Beijing: On Monday, China announced an investigation into Nvidia, alleging potential violations of the country’s anti-monopoly laws. This probe is widely seen as a retaliatory response to recent U.S. restrictions on the Chinese chip industry. The State Administration for Market Regulation’s statement did not specify the exact nature of Nvidia’s suspected violations, but indicated that the company may have breached commitments made during its 2020 acquisition of Israeli chip designer Mellanox Technologies.
This investigation adds to the ongoing trade tensions between China and the United States, as both nations compete for technological dominance. Just last week, four of China’s leading industry associations issued an unusual and coordinated statement, warning that Chinese companies should avoid purchasing U.S. chips, which they claimed are now "unsafe" and should instead look to local alternatives.
Nvidia’s stock fell by 2.5% on Monday in response to the news. In a statement, an Nvidia spokesperson expressed the company’s commitment to providing high-quality products and upholding its obligations globally, stating that they were "happy to address any questions regulators may have."

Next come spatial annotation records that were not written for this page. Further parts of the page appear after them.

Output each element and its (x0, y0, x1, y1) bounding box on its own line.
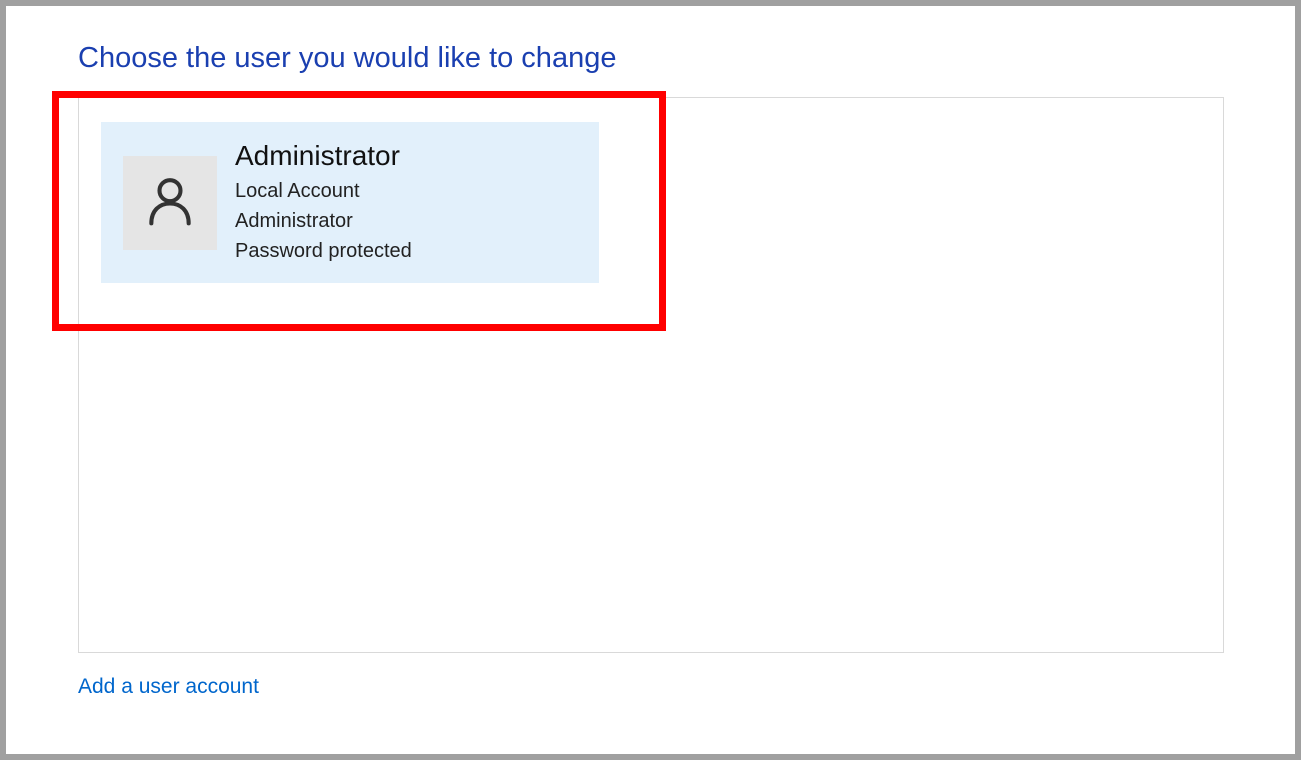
user-tile-administrator[interactable]: Administrator Local Account Administrato… (101, 122, 599, 283)
user-avatar (123, 156, 217, 250)
manage-accounts-window: Choose the user you would like to change… (6, 6, 1295, 754)
add-user-account-link[interactable]: Add a user account (78, 675, 259, 699)
user-account-type: Local Account (235, 176, 412, 206)
user-info: Administrator Local Account Administrato… (235, 139, 412, 267)
user-role: Administrator (235, 206, 412, 236)
page-title: Choose the user you would like to change (78, 42, 1223, 75)
user-icon (142, 172, 198, 233)
accounts-panel: Administrator Local Account Administrato… (78, 97, 1224, 653)
user-name: Administrator (235, 139, 412, 173)
user-password-status: Password protected (235, 236, 412, 266)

Bob O'Donnell, chief analyst at TECHnalysis Research, told Reuters that the investigation is unlikely to significantly affect Nvidia in the short term, as most of the company’s advanced chips are already restricted from being sold to China.
This investigation comes shortly after the U.S. imposed its third major crackdown on China’s semiconductor sector in three years, restricting exports to 140 companies, including chip equipment manufacturers. In retaliation, China banned the export of critical minerals such as gallium, germanium, and antimony to the U.S.
Nvidia has been caught in the crossfire of the U.S.-China trade dispute. In 2022, U.S. sanctions blocked the shipment of its A100 and H100 AI chips to China, prompting Nvidia to develop modified versions. However, these China-specific chips were also later restricted under tighter U.S. controls in October 2023, forcing Nvidia to release new versions tailored for the Chinese market.
O'Donnell remarked that while the Chinese government’s actions are in direct response to U.S. restrictions, their ability to impact the U.S. semiconductor industry is dwindling over time. Nvidia once held over 90% of the AI chip market in China, but now faces mounting competition from domestic companies, particularly Huawei. China accounted for around 17% of Nvidia’s revenue in the year ending in January, down from 26% two years earlier.
In 2020, Nvidia received approval for its acquisition of Mellanox Technologies, despite concerns that the escalating U.S.-China trade tensions could complicate the process. The deal was approved under certain conditions, including requirements for Nvidia to provide GPU accelerators to the Chinese market on "fair, reasonable, and non-discriminatory" terms. These conditions also prohibit forced bundling of products, unfair trading terms, and discriminatory practices toward customers.
China's last major anti-monopoly investigation into a foreign tech giant occurred in 2013 when Qualcomm’s local subsidiary was investigated for overcharging and abusing its market position in wireless communications. Qualcomm eventually paid a record $975 million fine.